На улочках, ведущих к площади, стали снова появляться крестьяне. Они шли медленно, с опаской. Но скоро толпа сгустилась и площадь снова зашумела.
Джеордже опасался новых стычек и с опаской поглядывал на Журку, занятого разговором с Арделяну. Потом Журка обернулся к Мохаю и попросил его раздобыть где-нибудь стол, с которого можно было бы говорить. Гул голосов нарастал, слышался скрип телег, мычание коров. И все же прошло больше часа, пока все собрались.
Джеордже немного волновался. Он не мог собраться с мыслями, решить, как начать выступление, и, помимо всего, сомневался в своих ораторских способностях. Стараясь найти в толпе односельчан, он часто наталкивался на их окровавленные, угрюмые и пьяные лица. Но преобладали незнакомые, и все они казались ему серыми и удивительно похожими друг на друга. «Может, и души у них похожи, — думал Джеордже. — Знаю ли я их, может быть они хотят чего-то другого? Ясно одно — правда на их стороне, и я должен… я должен прожить долго, чтобы она стала и моей правдой».
Журка вскарабкался на стол, попрыгал, проверяя, выдержит ли, и соскочил на землю.
— Здесь плохо, — сказал он. — Люди тебя не увидят… Пойдем к памятнику.
Джеордже шел за секретарем, по-прежнему взволнованный. «Через две минуты я буду говорить, я должен буду найти слова, выражающие их правду», — думал он.
В скверике, окружавшем статую, две женщины и трое мужчин, стоявших на коленях вокруг убитого, растерянно посмотрели на вновь пришедших и прекратили свои причитания. Мохай вгляделся в посиневшее лицо убитого.
— Это Саламон, самый богатый человек в Зеринде. Фашист, — довольно громко сказал он Арделяну.
Джеордже попытался забраться на пьедестал, но это ему удалось не сразу. Мешала культя. Тогда Журка нагнулся и подсадил его.
— Покороче и попроще, — прошептал он. — Экспроприация, общие интересы румын и венгров. Потом я тоже скажу.
Джеордже чувствовал спиной мощные и удивительно холодные ноги статуи. При каждом движении голова его ударялась о патронташ героини. Он попытался начать, но голос пропал, последовавшее за этим мгновение показалось ему вечностью, и он совсем растерялся. Вытаращенные глаза убитого, казалось, следили за ним снизу, женщины в страхе молчали. Из-за шеренги рабочих смотрел на него с телеги Урсу, за спиной Гэврилэ плакала, прикрыв платком глаза, Мария, неподалеку сгрудились крестьяне в венгерской одежде.
— Товарищи, — начал Джеордже, — и голос показался ему чужим. — Все мы воевали… Все пережили страшные трудности, видели кровь и нищету… Нас не оставляла мысль, что так больше не может продолжаться, что должна начаться другая жизнь…
Площадь вдруг разом загудела, нарастал глухой ропот, кто-то кричал, размахивая кнутом.
— Полчаса назад здесь пролилась кровь. Здесь, на этой площади, дрались брат с братом, не зная за что, а теперь все вы стоите рядом, сдерживая горечь. Румыны и венгры, трудившиеся на одних полях, поднялись друг на друга. Почему?
Толпа волновалась, какой-то крестьянин, крича и расталкивая соседей, пробился к подножию статуи.
— Не гневайтесь, господин директор, только не слышно ни одного слова.
Джеордже улыбнулся, и ему вдруг стало весело. Вот оно что, значит — дело не в словах. Он закричал во весь голос, чуть не потеряв равновесия:
— Дорогие товарищи! Имение барона Паппа будет разделено по закону нашего правительства и в соответствии с программой румынской коммунистической партии!..

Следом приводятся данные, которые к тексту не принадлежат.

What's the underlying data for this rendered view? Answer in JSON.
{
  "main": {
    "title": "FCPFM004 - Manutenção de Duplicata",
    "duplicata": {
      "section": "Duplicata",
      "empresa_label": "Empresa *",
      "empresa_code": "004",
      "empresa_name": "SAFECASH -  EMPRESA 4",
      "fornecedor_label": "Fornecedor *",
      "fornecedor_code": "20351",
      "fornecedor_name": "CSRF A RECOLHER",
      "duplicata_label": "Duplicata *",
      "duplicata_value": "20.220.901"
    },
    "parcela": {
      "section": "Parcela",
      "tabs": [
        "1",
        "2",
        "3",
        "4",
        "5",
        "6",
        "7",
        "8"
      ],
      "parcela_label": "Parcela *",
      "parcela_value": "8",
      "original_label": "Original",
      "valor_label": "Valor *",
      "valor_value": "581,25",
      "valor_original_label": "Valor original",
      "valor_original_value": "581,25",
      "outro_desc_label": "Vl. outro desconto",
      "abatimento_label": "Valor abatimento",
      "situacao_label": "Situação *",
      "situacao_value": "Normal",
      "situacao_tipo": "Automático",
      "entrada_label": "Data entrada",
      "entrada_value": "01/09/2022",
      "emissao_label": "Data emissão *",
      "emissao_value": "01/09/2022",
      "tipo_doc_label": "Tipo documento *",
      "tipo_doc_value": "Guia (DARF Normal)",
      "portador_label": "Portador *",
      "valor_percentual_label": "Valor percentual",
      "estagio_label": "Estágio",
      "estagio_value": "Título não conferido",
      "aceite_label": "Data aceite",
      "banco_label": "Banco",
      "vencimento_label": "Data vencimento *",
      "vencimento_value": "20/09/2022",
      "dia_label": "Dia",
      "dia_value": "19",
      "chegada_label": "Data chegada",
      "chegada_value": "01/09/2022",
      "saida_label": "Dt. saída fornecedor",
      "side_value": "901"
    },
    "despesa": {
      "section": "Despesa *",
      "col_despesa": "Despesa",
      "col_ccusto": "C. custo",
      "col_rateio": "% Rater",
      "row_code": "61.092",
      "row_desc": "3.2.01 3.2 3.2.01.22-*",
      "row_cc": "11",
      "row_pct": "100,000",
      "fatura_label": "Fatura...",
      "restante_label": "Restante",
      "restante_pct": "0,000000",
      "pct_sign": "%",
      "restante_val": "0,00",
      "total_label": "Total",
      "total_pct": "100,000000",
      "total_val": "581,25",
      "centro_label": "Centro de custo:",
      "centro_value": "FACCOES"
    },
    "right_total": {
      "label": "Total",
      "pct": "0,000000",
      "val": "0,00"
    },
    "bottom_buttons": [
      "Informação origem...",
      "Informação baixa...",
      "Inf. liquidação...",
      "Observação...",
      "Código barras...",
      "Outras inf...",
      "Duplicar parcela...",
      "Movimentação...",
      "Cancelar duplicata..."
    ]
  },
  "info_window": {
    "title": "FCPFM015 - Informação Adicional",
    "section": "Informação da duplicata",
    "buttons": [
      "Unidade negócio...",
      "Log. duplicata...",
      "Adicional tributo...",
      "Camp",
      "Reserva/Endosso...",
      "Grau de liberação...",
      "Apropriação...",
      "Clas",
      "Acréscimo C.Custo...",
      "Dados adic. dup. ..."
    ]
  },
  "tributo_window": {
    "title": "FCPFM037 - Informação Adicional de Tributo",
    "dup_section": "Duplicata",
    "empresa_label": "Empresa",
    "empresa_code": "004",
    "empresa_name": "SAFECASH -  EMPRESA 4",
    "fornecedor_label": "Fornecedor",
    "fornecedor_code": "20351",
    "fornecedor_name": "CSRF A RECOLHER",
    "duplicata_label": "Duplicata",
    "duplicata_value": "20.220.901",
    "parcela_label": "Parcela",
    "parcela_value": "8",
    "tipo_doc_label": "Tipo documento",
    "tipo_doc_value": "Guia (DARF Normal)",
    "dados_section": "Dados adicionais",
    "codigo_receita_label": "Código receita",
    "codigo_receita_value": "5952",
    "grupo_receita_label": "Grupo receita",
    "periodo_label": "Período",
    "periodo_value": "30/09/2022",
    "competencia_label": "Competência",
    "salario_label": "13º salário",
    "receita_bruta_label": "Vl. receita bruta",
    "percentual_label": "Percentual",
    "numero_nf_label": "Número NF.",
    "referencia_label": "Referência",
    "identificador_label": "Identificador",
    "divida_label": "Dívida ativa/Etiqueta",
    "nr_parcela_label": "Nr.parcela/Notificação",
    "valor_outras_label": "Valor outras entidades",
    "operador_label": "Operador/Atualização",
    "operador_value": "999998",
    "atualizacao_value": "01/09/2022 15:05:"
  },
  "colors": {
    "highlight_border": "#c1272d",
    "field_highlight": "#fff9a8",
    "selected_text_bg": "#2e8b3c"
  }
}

Да, теперь слова его дошли до народа… Через мгновение ничего нельзя было разобрать. Площадь кипела, люди что-то кричали, стараясь вплотную подойти к памятнику. И снова лица их показались Джеордже поразительно похожими друг на друга. Он чувствовал огромное облегчение и не думал слезать с пьедестала. Хотелось есть. Эмилия, должно быть, уже узнала о событиях на площади и беспокоилась. Старуха? О ней он старался не думать. В волнах, пробегавших теперь по этому морю голов, не было ничего угрожающего, они спокойно и плавно прокатывались из конца в конец.
Неожиданно Джеордже заметил в толпе Митру. Он неподвижно стоял у края площади, нагруженный подушками и одеждой, рядом с ним возвышался навьюченный вещами Глигор и еще кто-то. Джеордже хотел было спуститься на землю, но не смог. На пьедестал влез Журка.
— Товарищи, — закричал он таким мощным голосом, что у Джеордже зазвенело в ушах. — Земля не была поделена по вине бандита, который занимает до сих пор место коменданта. Долой его! Долой прихвостня барона!